The parcel unwrapped, I remove a hand-held Hoover and cleaning products. After I have vacuumed and scrubbed every surface with the oxy-cleaner bleach, I let myself out the back door into the dark. I leave nothing behind but the aura of perfume lingering enticingly around the body.
*
One Sunday in springtime, it was my thirtieth birthday but of course Eve didn’t believe in celebrating that pagan nonsense, so it was just a regular visit. She was blathering on about the latest sermon she had enjoyed. I was mostly ignoring her as usual, but interjecting just enough mm-hmms for her to feel listened to. Suddenly, mid-forkful of grey runner beans, my ears pricked up.

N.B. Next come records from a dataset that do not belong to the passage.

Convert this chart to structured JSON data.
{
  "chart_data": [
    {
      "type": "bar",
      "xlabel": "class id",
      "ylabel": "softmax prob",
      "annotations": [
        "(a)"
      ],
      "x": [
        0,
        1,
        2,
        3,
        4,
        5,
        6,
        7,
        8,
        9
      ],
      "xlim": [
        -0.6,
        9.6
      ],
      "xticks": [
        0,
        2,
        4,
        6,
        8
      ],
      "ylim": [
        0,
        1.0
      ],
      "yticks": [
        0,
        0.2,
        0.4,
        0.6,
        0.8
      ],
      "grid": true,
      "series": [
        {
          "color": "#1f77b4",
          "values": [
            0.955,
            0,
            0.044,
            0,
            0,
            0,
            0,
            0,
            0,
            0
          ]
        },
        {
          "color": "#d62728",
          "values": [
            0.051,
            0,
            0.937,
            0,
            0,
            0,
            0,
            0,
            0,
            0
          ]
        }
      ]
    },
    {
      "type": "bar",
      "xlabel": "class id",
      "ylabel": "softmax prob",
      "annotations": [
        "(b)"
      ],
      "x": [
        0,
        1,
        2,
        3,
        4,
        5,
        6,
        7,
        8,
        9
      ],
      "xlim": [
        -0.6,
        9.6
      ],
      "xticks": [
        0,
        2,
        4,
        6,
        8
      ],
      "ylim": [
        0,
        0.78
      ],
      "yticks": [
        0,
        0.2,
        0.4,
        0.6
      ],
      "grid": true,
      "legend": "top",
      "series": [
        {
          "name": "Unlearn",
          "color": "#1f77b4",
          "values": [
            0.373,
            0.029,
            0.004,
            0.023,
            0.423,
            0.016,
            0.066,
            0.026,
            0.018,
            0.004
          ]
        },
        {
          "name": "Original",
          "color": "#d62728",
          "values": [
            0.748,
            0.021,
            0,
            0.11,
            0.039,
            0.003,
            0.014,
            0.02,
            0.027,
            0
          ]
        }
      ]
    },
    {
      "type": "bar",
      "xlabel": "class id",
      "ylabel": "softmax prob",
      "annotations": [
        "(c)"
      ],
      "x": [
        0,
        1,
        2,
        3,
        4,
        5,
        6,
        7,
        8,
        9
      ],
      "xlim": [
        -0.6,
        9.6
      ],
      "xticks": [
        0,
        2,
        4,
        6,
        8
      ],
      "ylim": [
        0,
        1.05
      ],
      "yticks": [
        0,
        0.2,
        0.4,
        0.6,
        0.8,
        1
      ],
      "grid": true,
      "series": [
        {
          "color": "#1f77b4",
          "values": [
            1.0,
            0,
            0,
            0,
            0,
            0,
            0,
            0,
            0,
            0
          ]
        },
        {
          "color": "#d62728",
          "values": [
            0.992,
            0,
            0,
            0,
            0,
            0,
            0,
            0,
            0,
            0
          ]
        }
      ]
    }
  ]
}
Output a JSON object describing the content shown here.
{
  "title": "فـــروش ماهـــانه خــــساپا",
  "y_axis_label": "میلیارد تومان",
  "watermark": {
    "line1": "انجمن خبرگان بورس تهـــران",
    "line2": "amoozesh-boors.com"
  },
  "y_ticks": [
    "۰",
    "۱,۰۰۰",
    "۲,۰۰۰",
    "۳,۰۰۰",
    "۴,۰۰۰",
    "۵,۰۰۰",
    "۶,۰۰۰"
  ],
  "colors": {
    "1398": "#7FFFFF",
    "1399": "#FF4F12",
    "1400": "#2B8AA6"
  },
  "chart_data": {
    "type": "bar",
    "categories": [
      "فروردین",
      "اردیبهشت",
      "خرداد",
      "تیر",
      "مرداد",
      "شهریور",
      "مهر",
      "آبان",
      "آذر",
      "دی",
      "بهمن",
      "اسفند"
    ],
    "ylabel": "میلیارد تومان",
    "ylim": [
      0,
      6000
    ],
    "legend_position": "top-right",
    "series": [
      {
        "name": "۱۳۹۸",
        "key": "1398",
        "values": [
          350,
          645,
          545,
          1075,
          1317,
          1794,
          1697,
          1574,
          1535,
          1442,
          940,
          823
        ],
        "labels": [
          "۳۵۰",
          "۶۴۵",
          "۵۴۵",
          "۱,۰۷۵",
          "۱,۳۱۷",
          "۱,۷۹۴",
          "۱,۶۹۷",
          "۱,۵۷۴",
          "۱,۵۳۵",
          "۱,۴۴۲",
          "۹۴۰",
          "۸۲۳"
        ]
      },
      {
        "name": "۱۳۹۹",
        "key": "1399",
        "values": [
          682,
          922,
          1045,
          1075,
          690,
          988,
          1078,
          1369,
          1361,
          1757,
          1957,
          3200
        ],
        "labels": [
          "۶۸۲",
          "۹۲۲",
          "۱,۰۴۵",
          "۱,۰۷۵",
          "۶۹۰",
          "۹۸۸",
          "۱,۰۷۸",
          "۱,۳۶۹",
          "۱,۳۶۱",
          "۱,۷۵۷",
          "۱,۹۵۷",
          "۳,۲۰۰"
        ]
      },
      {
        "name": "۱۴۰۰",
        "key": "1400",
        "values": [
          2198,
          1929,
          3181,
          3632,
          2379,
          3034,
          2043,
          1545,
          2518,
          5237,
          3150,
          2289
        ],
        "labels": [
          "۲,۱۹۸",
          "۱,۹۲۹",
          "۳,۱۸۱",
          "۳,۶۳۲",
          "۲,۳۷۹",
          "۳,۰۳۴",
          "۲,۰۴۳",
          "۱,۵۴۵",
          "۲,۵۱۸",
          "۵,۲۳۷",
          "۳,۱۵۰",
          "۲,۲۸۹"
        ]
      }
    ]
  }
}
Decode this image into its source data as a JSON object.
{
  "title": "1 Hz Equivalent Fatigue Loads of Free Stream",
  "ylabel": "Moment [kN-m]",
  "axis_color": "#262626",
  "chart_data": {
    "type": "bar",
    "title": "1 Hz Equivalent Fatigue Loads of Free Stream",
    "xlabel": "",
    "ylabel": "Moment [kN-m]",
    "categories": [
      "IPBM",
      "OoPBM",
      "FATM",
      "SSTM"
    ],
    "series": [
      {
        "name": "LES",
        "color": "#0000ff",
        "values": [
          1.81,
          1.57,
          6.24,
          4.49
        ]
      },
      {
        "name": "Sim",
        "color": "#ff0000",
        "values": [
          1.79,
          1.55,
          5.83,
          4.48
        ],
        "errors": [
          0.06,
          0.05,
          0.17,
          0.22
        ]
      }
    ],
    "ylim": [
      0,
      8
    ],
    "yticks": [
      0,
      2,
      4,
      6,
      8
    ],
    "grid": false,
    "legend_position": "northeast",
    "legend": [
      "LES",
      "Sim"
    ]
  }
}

“My bed hard hat. Fall thing help!”
I looked straight at her. Drool was dribbling out of the corner of her miserly mouth. In her plate was a new addition, her gnarled, wrinkly, liver-spotted right hand, slumped on the mashed potatoes. She started to resemble a wilting willow branch, and I leapt up to catch her from capsizing from her carver chair.
“What’s going on?” But I knew right away; all those Stroke Foundation infomercials had paid off in this household.
So, cut to a week later, dear Eve now sits propped up in a grey PVC winged recliner in a high care nursing home. She wears a brown dress and beige knee-high stockings with ugly tan sandals with thick velcro straps. Around her delicate neck is draped a navy blue silk scarf, which I had bought for her on a whim from charity shop across the road. Her contracted right arm rests upon a pillow, a soft sponge ball in her vestigial hand. Once harsh, her face is now soft and placid, flaccid. The asymmetric droop would have delighted Salvador Dali. Her speech has become just one word. Would you like me spray on your perfume, Grandma? Yes. Are you happy? Yes. Do you like it here? Yes. Do you love me? Yes.
Six weeks later, my soft, beautiful grandmother succumbed to a cough that defied multiple courses of antibiotics from the visiting doctors. I held her withered, warm hand in mine. Do you want to go to God, Grandma? Yes. I kissed her cheek and inhaled the fading Lily In The Mist scent on her scarf, deep into my lungs, deep, deep into my memory.
I thank God for bringing her back to me over, and over again.